ILMU BUDAYA DASAR
Sebelum
kita membahas lebih lanjut tentang plagiarisme ada baiknya kita ketahui
terlebih dahulu apa pengertian dari plagiarisme. Plagiarisme, menurut Kamus Besar Bahasa Indonesia, ialah penjiplakan
yang melanggar hak cipta, yaitu hak seseorang atas hasil penemuannya yang
dilindungi oleh undang-undang. Plagiat adalah pengambilan karangan (pendapat
dsb) orang lain dan menjadikannya seolah-olah karangan atau pendapat sendiri,
misalnya menerbitkan karya tulis orang lain atas nama dirinya sendiri. Orang
yang melakukan plagiat disebut plagiator atau penjiplak. Dengan merujuk pada
pengertian-pengertian di atas, maka sebenarnya hamper setiap hari kita
menyaksikan plagiarisme, plagiat dan plagiator, baik yang sengaja maupun yang
tidak. Para “pakar” dalam berbagai bidang ini tidak jarang melontarkan pendapat
yang sebenarnya merupakan hasil penelitian atau pendapat orang lain sebelumnya
untuk menganalisis atau menjelaskan suatu topik aktual di bidang tertentu. Pada
umumnya mereka enggan menjelaskan bahwa analisis atau pendapat itu berasal dari
orang lain, dan mereka hanya sekadar mengulangi atau meminjam pendapat
tersebut.
Definisi plagiarisme di atas, kiranya sudah
mendapat kesepakatan dari masyarakat akademis di seluruh dunia, baik masyarakat
akademis di negara maju seperti Amerika Serikat (AS) dan Jepang, maupun di
negara berkembang seperti Indonesia. Selama ini, AS merupakan negara yang
sangat ketat terhadap plagiarisme. Para plagiator akan dikenakan sanksi yang
setimpal dengan perbuatannya. Kalau ada mahasiswa atau dosen yang melakukan
plagiarisme, maka dirinya harus siap dikeluarkan dari sekolah atau
universitasnya. Tanpa moralitas yang baik, maka dunia akademik akan kehilangan
wajah pentingnya yaitu kejujuran.
Di Indonesia
pernah dinyatakan telah terjadi inflasi ijazah Apa yang tertulis di sertifikat,
diploma, atau ijazah tidak selalu mencerminkan kemampuan pribadi pemegangnya.

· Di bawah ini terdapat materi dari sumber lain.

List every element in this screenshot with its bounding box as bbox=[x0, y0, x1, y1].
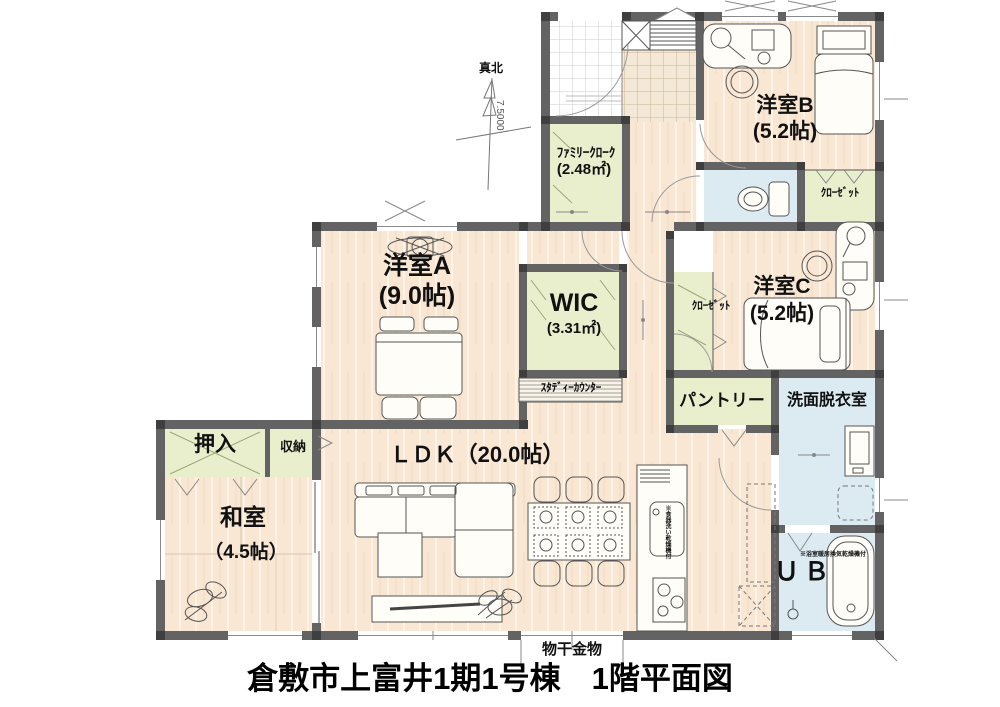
room-size-yoshitsu-a: (9.0帖) bbox=[379, 284, 455, 309]
room-label-family-cloak: ﾌｧﾐﾘｰｸﾛｰｸ bbox=[557, 146, 616, 159]
note-dishwasher: ※食器洗い乾燥機付 bbox=[664, 505, 670, 559]
room-size-family-cloak: (2.48㎡) bbox=[557, 162, 611, 177]
room-size-washitsu: （4.5帖） bbox=[204, 543, 287, 562]
pocket-floor bbox=[527, 231, 619, 264]
room-size-yoshitsu-b: (5.2帖) bbox=[753, 121, 817, 142]
room-label-closet-c: ｸﾛｰｾﾞｯﾄ bbox=[692, 301, 731, 312]
note-laundry-hardware: 物干金物 bbox=[542, 642, 602, 657]
room-size-yoshitsu-c: (5.2帖) bbox=[750, 303, 814, 324]
closet-c-floor bbox=[674, 272, 713, 370]
page-title: 倉敷市上富井1期1号棟 1階平面図 bbox=[247, 663, 733, 694]
room-label-oshiire: 押入 bbox=[194, 434, 236, 455]
room-label-washitsu: 和室 bbox=[220, 506, 266, 529]
room-label-wic: WIC bbox=[550, 291, 599, 316]
washitsu-sliding-doors bbox=[315, 482, 319, 623]
room-size-wic: (3.31㎡) bbox=[547, 321, 601, 336]
tv-board bbox=[372, 596, 502, 622]
bed-b bbox=[815, 26, 873, 134]
room-label-yoshitsu-a: 洋室A bbox=[383, 254, 451, 279]
compass-north-label: 真北 bbox=[479, 62, 503, 74]
kitchen-counter bbox=[637, 465, 687, 631]
room-label-yoshitsu-c: 洋室C bbox=[753, 276, 810, 297]
room-label-yoshitsu-b: 洋室B bbox=[756, 95, 813, 116]
compass-dimension: 7.5000 bbox=[494, 100, 504, 131]
room-label-study-counter: ｽﾀﾃﾞｨｰｶｳﾝﾀｰ bbox=[541, 383, 602, 394]
genkan-tile-floor bbox=[622, 50, 696, 122]
hall-floor bbox=[630, 122, 696, 231]
room-label-closet-b: ｸﾛｰｾﾞｯﾄ bbox=[821, 188, 860, 199]
note-bath-dryer: ※浴室暖房換気乾燥機付 bbox=[800, 552, 866, 558]
entrance-porch-floor bbox=[550, 21, 622, 122]
room-label-storage: 収納 bbox=[280, 440, 306, 453]
room-label-ldk: ＬＤＫ（20.0帖） bbox=[390, 444, 565, 466]
room-label-unit-bath: ＵＢ bbox=[774, 560, 834, 585]
room-label-pantry: パントリー bbox=[679, 392, 765, 409]
north-compass-icon bbox=[456, 78, 531, 190]
floorplan-page: 洋室B (5.2帖) ﾌｧﾐﾘｰｸﾛｰｸ (2.48㎡) ｸﾛｰｾﾞｯﾄ 洋室A… bbox=[0, 0, 1000, 707]
room-label-laundry-room: 洗面脱衣室 bbox=[787, 393, 867, 409]
washstand bbox=[845, 426, 874, 476]
coffee-table bbox=[378, 533, 422, 577]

Dalam konteks ini, upaya untuk memerangi plagiarisme akademis merupakan upaya
urgen. Niat untuk meningkatkan kuantitas sarjana, atau bahkan kuantitas guru
besar tak perlu ditinggalkan, hanya perlu dilengkapi dengan upaya konkret untuk
meningkatkan kualitas. Pada kenyataannya, argumentasi dalam sebuah proposisi
keilmuan memang tidak bisa dikelabui karena bisa diuji melalui ilmu logika.
Tetapi proses pemunculan argumentasi itu tidak sulit untuk dimanipulasi. Karena
itu, sikap ilmuwan terhadap kebenaran ilmiah jelas membutuhkan tolok ukur lain
yang menyangkut kejujuran, moralitas, dan integritas keilmuan seseorang. Benar
bahwa masalah kejujuran memang berpulang kepada yang bersangkutan. Kejujuran
hanya bisa dinilai oleh mereka yang berhadapan dengan masalah itu. Merekalah
yang tahu, apakah mereka menyerahkan sebuah pertanggungjawaban akademik atau
tidak. Para guru seharusnya jujur karena mereka mengawasi tindakan moralitas
para anak didiknya. Dosen seharusnya juga jujur, karena dirinya berhadapan
dengan sistem pertanggungjawaban akademik yang menginginkan adanya kejujuran. Kasus
plagiarisme di kampus dan sekolah-sekolah harus segera diselesaikan. Apalagi
figur pendidik selama ini dikenal mulia hingga digelari pahlawan tanpa tanda
jasa.
Jadi menurut saya bahwa plagiarisme itu sangat tidak
baik untuk ditiru atau dicontoh karena plagiarisme merupakan sebuah kasus atau
tindak kejahatan seseorang karena telah menjiplak hasil karya orang lain yang
telah di hak cipta. Sebaiknya hal seperti ini cepat diatasi agar plagiarisme tidak
semakin merajalele, sehingga bangsa kita ini bisa berbangga bahwa kejujuran
selalu diutamakan dalam hal apapun. Selain itu plagiarisme sangat merugikan
bagi orang lain dan Negara karena telah melakukan kebohongan publik.